Schmetterling heißt auf Griechisch Psyche

Posted in heimkinder, News by dierkschaefer on 22. Juni 2009

Schmetterling heißt auf Griechisch Psyche. Das hatte ich vergessen, las es aber heute früh in der Zeitung. Ein Artikel über Eric Carles Kinderbuch-Bestseller von der Raupe Nimmersatt, die sich durch viele, viele Früchte hindurchfrißt, zum Schluß auch noch durch Kuchen und Schokolade, noch ein Salatblatt braucht, weil ihr Magen rebelliert, sich dann in ihren Kokon einspinnt und nach einiger Zeit als wunderschöner Schmetterling den Kokon durchbricht.

Der Zufall, tatsächlich ein Zufall und keine Erfindung, weil es so schön paßt, der Zufall also ließ mich gestern abend vor dem Einschlafen an die Raupe Nimmersatt denken.

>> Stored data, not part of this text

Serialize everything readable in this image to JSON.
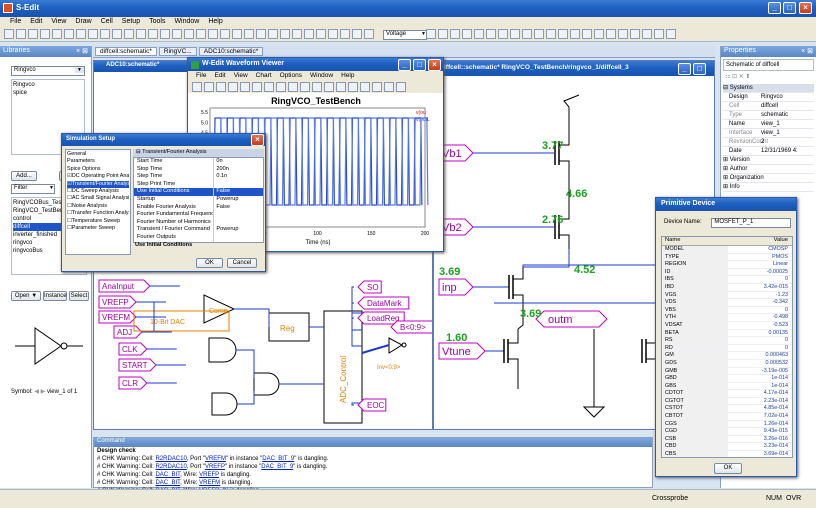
{
  "app": {
    "title": "S-Edit"
  },
  "menu": [
    "File",
    "Edit",
    "View",
    "Draw",
    "Cell",
    "Setup",
    "Tools",
    "Window",
    "Help"
  ],
  "toolbar": {
    "voltage": "Voltage"
  },
  "libraries": {
    "header": "Libraries",
    "selected": "Ringvco",
    "libs": [
      "Ringvco",
      "spice"
    ],
    "add_label": "Add...",
    "remove_label": "Re",
    "filter_label": "Filter",
    "cells": [
      "RingVCOBus_TestBench",
      "RingVCO_TestBench",
      "control",
      "diffcell",
      "inverter_finished",
      "ringvco",
      "ringvcoBus"
    ],
    "open_label": "Open",
    "instance_label": "Instance",
    "select_label": "Select",
    "symbol_label": "Symbol:",
    "symbol_value": "view_1 of 1"
  },
  "doc_tabs": [
    "diffcell:schematic*",
    "RingVC...",
    "ADC10:schematic*"
  ],
  "adc_window": {
    "title": "ADC10:schematic*"
  },
  "diff_window": {
    "title": "diffcell::schematic* RingVCO_TestBench/ringvco_1/diffcell_3"
  },
  "waveform": {
    "title": "W-Edit Waveform Viewer",
    "menu": [
      "File",
      "Edit",
      "View",
      "Chart",
      "Options",
      "Window",
      "Help"
    ],
    "chart_title": "RingVCO_TestBench",
    "legend": [
      "v(ou",
      "v(outL"
    ],
    "yticks": [
      "5.5",
      "5.0",
      "4.5",
      "4.0",
      "3.5",
      "3.0",
      "2.5",
      "2.0",
      "1.5",
      "1.0",
      "0.5",
      "0.0"
    ],
    "xticks": [
      "50",
      "100",
      "150",
      "200"
    ],
    "xlabel": "Time (ns)"
  },
  "sim_setup": {
    "title": "Simulation Setup",
    "analyses": [
      "General",
      "Parameters",
      "Spice Options",
      "DC Operating Point Analysis",
      "Transient/Fourier Analysis",
      "DC Sweep Analysis",
      "AC Small Signal Analysis",
      "Noise Analysis",
      "Transfer Function Analysis",
      "Temperature Sweep",
      "Parameter Sweep"
    ],
    "checked": [
      true,
      true,
      false,
      false,
      false,
      false,
      false,
      false
    ],
    "params_header": "Transient/Fourier Analysis",
    "params": [
      [
        "Start Time",
        "0n"
      ],
      [
        "Stop Time",
        "200n"
      ],
      [
        "Step Time",
        "0.1n"
      ],
      [
        "Step Print Time",
        ""
      ],
      [
        "Use Initial Conditions",
        "False"
      ],
      [
        "Startup",
        "Powerup"
      ],
      [
        "Enable Fourier Analysis",
        "False"
      ],
      [
        "Fourier Fundamental Frequency",
        ""
      ],
      [
        "Fourier Number of Harmonics",
        ""
      ],
      [
        "Transient / Fourier Command",
        "Powerup"
      ],
      [
        "Fourier Outputs",
        ""
      ]
    ],
    "description": "Use Initial Conditions",
    "ok": "OK",
    "cancel": "Cancel"
  },
  "adc_schematic": {
    "ports_in": [
      "AnaInput",
      "VREFP",
      "VREFM",
      "ADJ",
      "CLK",
      "START",
      "CLR"
    ],
    "ports_out": [
      "SO",
      "DataMark",
      "LoadReg",
      "EOC"
    ],
    "bus_port": "B<0:9>",
    "comp": "Comp",
    "dac": "10-Bit DAC",
    "reg": "Reg",
    "control": "ADC_Control",
    "inv": "Inv<0:9>"
  },
  "diff_schematic": {
    "ports": [
      "Vb1",
      "Vb2",
      "inp",
      "Vtune",
      "outm"
    ],
    "voltages": [
      "3.77",
      "4.66",
      "2.76",
      "4.52",
      "3.69",
      "1.60",
      "3.69",
      "3.69"
    ]
  },
  "properties": {
    "header": "Properties",
    "schematic_of": "Schematic of diffcell",
    "systems": "Systems",
    "rows": [
      [
        "Design",
        "Ringvco"
      ],
      [
        "Cell",
        "diffcell"
      ],
      [
        "Type",
        "schematic"
      ],
      [
        "Name",
        "view_1"
      ],
      [
        "Interface",
        "view_1"
      ],
      [
        "RevisionCount",
        "2"
      ],
      [
        "Date",
        "12/31/1969 4:"
      ]
    ],
    "groups": [
      "Version",
      "Author",
      "Organization",
      "Info"
    ]
  },
  "primitive": {
    "title": "Primitive Device",
    "device_label": "Device Name:",
    "device_name": "MOSFET_P_1",
    "col_name": "Name",
    "col_value": "Value",
    "rows": [
      [
        "MODEL",
        "CMOSP"
      ],
      [
        "TYPE",
        "PMOS"
      ],
      [
        "REGION",
        "Linear"
      ],
      [
        "ID",
        "-0.00025"
      ],
      [
        "IBS",
        "0"
      ],
      [
        "IBD",
        "3.42e-015"
      ],
      [
        "VGS",
        "-1.23"
      ],
      [
        "VDS",
        "-0.342"
      ],
      [
        "VBS",
        "0"
      ],
      [
        "VTH",
        "-0.498"
      ],
      [
        "VDSAT",
        "-0.523"
      ],
      [
        "BETA",
        "0.00135"
      ],
      [
        "RS",
        "0"
      ],
      [
        "RD",
        "0"
      ],
      [
        "GM",
        "0.000463"
      ],
      [
        "GDS",
        "0.000532"
      ],
      [
        "GMB",
        "-3.19e-005"
      ],
      [
        "GBD",
        "1e-014"
      ],
      [
        "GBS",
        "1e-014"
      ],
      [
        "CDTOT",
        "4.17e-014"
      ],
      [
        "CGTOT",
        "2.23e-014"
      ],
      [
        "CSTOT",
        "4.85e-014"
      ],
      [
        "CBTOT",
        "7.02e-014"
      ],
      [
        "CGS",
        "1.26e-014"
      ],
      [
        "CGD",
        "9.43e-015"
      ],
      [
        "CSB",
        "3.26e-016"
      ],
      [
        "CBD",
        "3.23e-014"
      ],
      [
        "CBS",
        "3.69e-014"
      ]
    ],
    "ok": "OK"
  },
  "command": {
    "header": "Command",
    "lines": [
      [
        "Design check"
      ],
      [
        "# CHK Warning: Cell: ",
        "R2RDAC10",
        ", Port \"",
        "VREFM",
        "\" in instance \"",
        "DAC_BIT_9",
        "\" is dangling."
      ],
      [
        "# CHK Warning: Cell: ",
        "R2RDAC10",
        ", Port \"",
        "VREFP",
        "\" in instance \"",
        "DAC_BIT_9",
        "\" is dangling."
      ],
      [
        "# CHK Warning: Cell: ",
        "DAC_BIT",
        ", Wire: ",
        "VREFP",
        " is dangling."
      ],
      [
        "# CHK Warning: Cell: ",
        "DAC_BIT",
        ", Wire: ",
        "VREFM",
        " is dangling."
      ],
      [
        "# CHK Warning: Cell: ",
        "DAC_BIT",
        ", Wire: ",
        "VREFP_IN",
        " is dangling."
      ]
    ]
  },
  "status": {
    "crossprobe": "Crossprobe",
    "num": "NUM",
    "ovr": "OVR"
  }
}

Zunächst dachte ich an die ehemaligen Heimkinder und an den Runden Tisch. (Heinrich Heine, Denk ich an Deutschland in der Nacht, bin ich um meinen Schlaf gebracht.) Das Protokoll der letzten Sitzung war wieder einmal so inhaltsleer, daß man es sich hätte sparen können. Da fragte ich mich, ob ich noch Hoffnung auf den Runden Tisch setzen könne. Wie die Raupe Nimmersatt frißt er sich durch ungeheuer viel Material: Lebensberichte, Leidensberichte, Geschichte der Heime, der Verwaltungsvorschriften für Jugendämter, Geschichte der Pädagogik, Bedeutung der Menschenrechte, Verjährungsfragen und, und, und. Doch so gut wie nichts dringt nach draußen. Der Runde Tisch ist eingesponnen wie in einen Kokon. Aus Angst vor den Ansprüchen der ehemaligen Heimkinder? vor ihren Anwälten, auf die sie sich versteifen, weil sie dem Runden Tisch nicht mehr trauen, eigentlich noch nie vertrauen konnten? nicht (mehr) daran glauben, daß das Ergebnis ein wunderschöner Schmetterling sein könnte/sollte/wird?

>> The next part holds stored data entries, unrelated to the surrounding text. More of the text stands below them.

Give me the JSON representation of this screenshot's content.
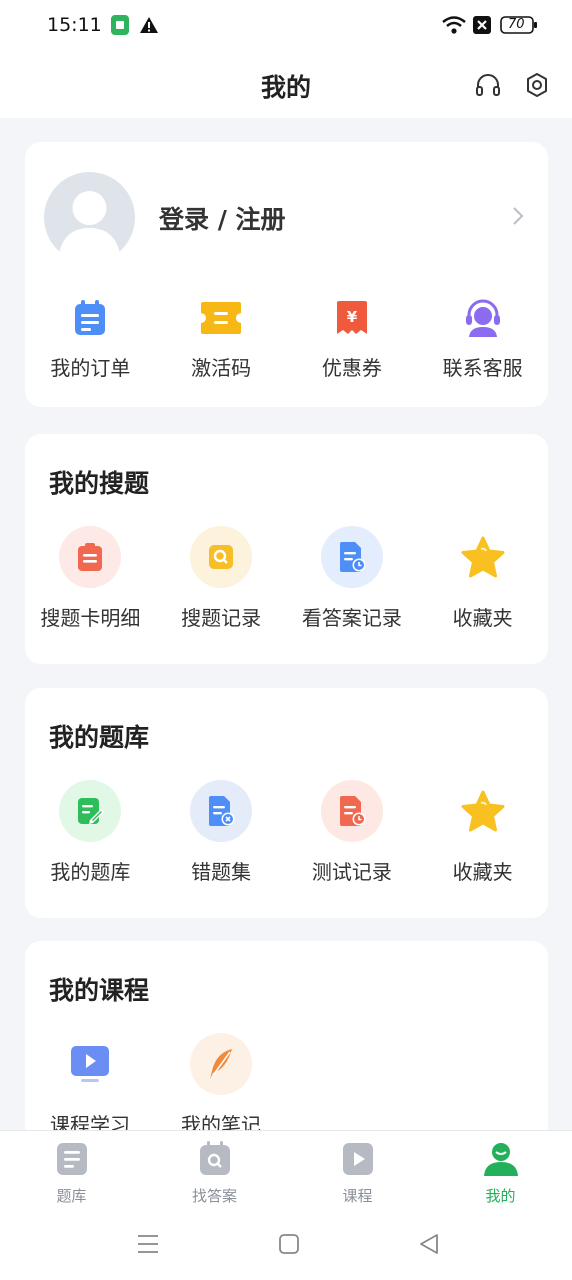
{
  "status": {
    "time": "15:11",
    "battery": "70"
  },
  "header": {
    "title": "我的"
  },
  "profile": {
    "login_label": "登录 / 注册",
    "shortcuts": [
      {
        "label": "我的订单",
        "icon": "order-icon"
      },
      {
        "label": "激活码",
        "icon": "ticket-icon"
      },
      {
        "label": "优惠券",
        "icon": "coupon-icon"
      },
      {
        "label": "联系客服",
        "icon": "customer-service-icon"
      }
    ]
  },
  "search_section": {
    "title": "我的搜题",
    "items": [
      {
        "label": "搜题卡明细",
        "icon": "clipboard-icon"
      },
      {
        "label": "搜题记录",
        "icon": "search-record-icon"
      },
      {
        "label": "看答案记录",
        "icon": "answer-record-icon"
      },
      {
        "label": "收藏夹",
        "icon": "star-icon"
      }
    ]
  },
  "bank_section": {
    "title": "我的题库",
    "items": [
      {
        "label": "我的题库",
        "icon": "edit-doc-icon"
      },
      {
        "label": "错题集",
        "icon": "wrong-doc-icon"
      },
      {
        "label": "测试记录",
        "icon": "test-record-icon"
      },
      {
        "label": "收藏夹",
        "icon": "star-icon"
      }
    ]
  },
  "course_section": {
    "title": "我的课程",
    "items": [
      {
        "label": "课程学习",
        "icon": "video-icon"
      },
      {
        "label": "我的笔记",
        "icon": "feather-icon"
      }
    ]
  },
  "tabbar": {
    "items": [
      {
        "label": "题库",
        "icon": "question-bank-icon"
      },
      {
        "label": "找答案",
        "icon": "find-answer-icon"
      },
      {
        "label": "课程",
        "icon": "course-play-icon"
      },
      {
        "label": "我的",
        "icon": "profile-icon"
      }
    ],
    "active": "我的"
  },
  "colors": {
    "accent": "#22b05a",
    "background": "#f3f5f8"
  }
}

Vor ein paar Tagen berichtete mir eine der Vertrauenspersonen, an die sich ehemalige Heimkinder wenden und ihre Geschichte erzählen. Jemand habe sie angerufen und aus der Heimvergangenheit erzählt. Sie habe gut zugehört und mitgeschrieben. Schließlich habe sie gesagt, daß es eine Meldestelle beim Runden Tisch gebe, dort möge dieser Mensch doch seine Geschichte einbringen. Unwillig sei er geworden. Es habe ihn genug Überwindung gekostet, seine Geschichte überhaupt zu erzählen. Er werde sie nicht wiederholen. Einmal sei genug.

Die ehemaligen Heimkinder haben ein Leben lang ihre Geschichte in sich hineingefressen. Viele haben sich in einen schützenden Kokon eingesponnen und träumen vom Dasein als befreite Psyche, als wunderschöner Schmetterling, der sie bisher nicht sein konnten. Wenn sie sich hervortrauen, darf man sie nicht überfordern. Heimkinder können auch selber forschen, hatte ich vorgeschlagen. siehe: präsentation und Präsentation heim-kids Der Runde Tisch muß die nötigen Bedingungen dafür schaffen. Dazu gehört die Schaffung einer vertrauenswürdigen Grundlage, die es den ehemaligen Heimkindern und ihren Vertrauenspersonen ermöglicht, mit der Meldestelle des Runden Tisches zusammenzuarbeiten. Dazu muß der Runde Tisch endlich ein Konzept vorlegen, aus dem deutlich wird, daß er bereit ist, für die Heimkinder zu arbeiten und nicht nur für ein recht diffuses „ergebnisoffenes“ Verständnis der damaligen Zeit. Die Anregungen und Vorschläge dafür liegen auf dem Tisch, auch auf dem Runden. siehe Verfahrensvorschläge-RT

Wann greift er sie so auf, daß es auch die Heimkinder erkennen und anerkennen können?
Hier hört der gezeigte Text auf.